Jeff Teague, in just his third game back after missing time with a sprained left knee, dished out eight assists and had 22 points, falling one shy of his season scoring high.

Jimmy Butler, closing fast after three mostly quiet periods, led the winners with 24 points as the Timberwolves placed six scorers in double figures. Three of those reached 20 points, including Karl-Anthony Towns, who added 11 rebounds.

After a defensively ambivalent first period, the Timberwolves locked in and mounted a 16-2 run that saw them hold the visitors scoreless for more than seven minutes. It helped that foul trouble limited the dangerous guard CJ McCollum to just seven minutes in the opening half.
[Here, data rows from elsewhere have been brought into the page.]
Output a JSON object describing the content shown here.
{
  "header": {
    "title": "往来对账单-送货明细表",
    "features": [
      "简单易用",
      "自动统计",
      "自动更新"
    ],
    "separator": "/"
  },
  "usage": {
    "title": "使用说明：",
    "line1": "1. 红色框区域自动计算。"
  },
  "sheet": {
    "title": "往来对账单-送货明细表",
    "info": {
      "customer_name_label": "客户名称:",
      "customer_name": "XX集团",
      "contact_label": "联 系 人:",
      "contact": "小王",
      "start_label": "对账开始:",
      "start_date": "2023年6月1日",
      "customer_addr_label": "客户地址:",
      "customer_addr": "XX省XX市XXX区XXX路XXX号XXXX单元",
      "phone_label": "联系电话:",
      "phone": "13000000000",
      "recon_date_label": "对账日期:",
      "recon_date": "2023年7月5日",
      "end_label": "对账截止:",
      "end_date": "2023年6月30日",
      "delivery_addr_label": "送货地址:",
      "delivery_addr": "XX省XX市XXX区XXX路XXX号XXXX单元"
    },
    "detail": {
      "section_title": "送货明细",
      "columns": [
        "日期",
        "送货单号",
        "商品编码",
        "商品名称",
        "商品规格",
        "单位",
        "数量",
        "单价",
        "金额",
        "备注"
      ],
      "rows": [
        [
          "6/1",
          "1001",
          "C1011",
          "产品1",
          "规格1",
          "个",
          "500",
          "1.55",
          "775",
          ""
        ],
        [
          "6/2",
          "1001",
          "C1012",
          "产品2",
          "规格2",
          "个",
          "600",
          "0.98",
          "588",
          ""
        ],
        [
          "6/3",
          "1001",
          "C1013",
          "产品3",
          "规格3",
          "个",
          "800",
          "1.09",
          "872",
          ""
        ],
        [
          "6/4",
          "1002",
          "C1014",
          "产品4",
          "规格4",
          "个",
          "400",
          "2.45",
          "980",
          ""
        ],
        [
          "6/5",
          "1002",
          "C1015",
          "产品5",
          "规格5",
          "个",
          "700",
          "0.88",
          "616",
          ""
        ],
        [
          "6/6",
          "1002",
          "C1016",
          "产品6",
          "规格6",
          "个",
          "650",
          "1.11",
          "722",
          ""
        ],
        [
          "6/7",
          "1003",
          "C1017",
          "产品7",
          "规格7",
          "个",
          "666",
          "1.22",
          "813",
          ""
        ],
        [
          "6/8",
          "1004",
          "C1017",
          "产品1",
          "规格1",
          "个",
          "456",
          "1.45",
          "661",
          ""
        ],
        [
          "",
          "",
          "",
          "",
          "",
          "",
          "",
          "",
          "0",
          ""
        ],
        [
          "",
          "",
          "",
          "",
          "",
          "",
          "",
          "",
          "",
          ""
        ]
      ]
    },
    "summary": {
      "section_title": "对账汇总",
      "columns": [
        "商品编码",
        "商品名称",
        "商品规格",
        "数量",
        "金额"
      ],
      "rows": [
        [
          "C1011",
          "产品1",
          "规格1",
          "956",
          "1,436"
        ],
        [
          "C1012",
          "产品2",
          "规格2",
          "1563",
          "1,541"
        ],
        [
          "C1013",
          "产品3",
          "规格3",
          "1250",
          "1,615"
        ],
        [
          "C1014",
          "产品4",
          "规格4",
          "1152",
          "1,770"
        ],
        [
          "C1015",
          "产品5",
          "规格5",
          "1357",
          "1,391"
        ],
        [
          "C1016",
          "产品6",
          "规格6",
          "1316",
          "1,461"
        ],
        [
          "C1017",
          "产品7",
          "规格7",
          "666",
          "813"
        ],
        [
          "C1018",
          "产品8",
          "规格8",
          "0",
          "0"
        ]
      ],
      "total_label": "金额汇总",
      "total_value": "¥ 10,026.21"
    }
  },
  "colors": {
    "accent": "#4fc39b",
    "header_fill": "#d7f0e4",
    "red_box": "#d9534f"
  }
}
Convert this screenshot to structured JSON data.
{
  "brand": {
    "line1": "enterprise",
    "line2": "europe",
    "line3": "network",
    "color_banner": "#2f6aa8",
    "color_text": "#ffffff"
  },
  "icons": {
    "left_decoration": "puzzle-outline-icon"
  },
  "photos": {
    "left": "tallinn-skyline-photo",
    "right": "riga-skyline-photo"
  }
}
Andrew Wiggins (17 points) took just one shot in the second period, the Wolves' last, but they still built a 14-point edge at the break while forcing 12 turnovers and limiting the Blazers to 41.7 percent shooting from the field.

Damian Lillard, who entered ninth in the league scoring race at 24.9 points per game, was held to nine first-half points and finished with a team-high 21.

At 29-16, the Wolves have their best record through 45 games since 2003-04, when they were 32-13 and reached the playoffs most recently. Sunday's win also pulled them back within a half game of the San Antonio Spurs for the No. 3 seed in the Western Conference playoff race.

Tuesday in Orlando, the Wolves begin a stretch in which they will play five of six, seven of nine and nine of 13 games on the road. The Wolves have two more games left with the Blazers (22-21), both in Portland: Jan. 24 and March 1.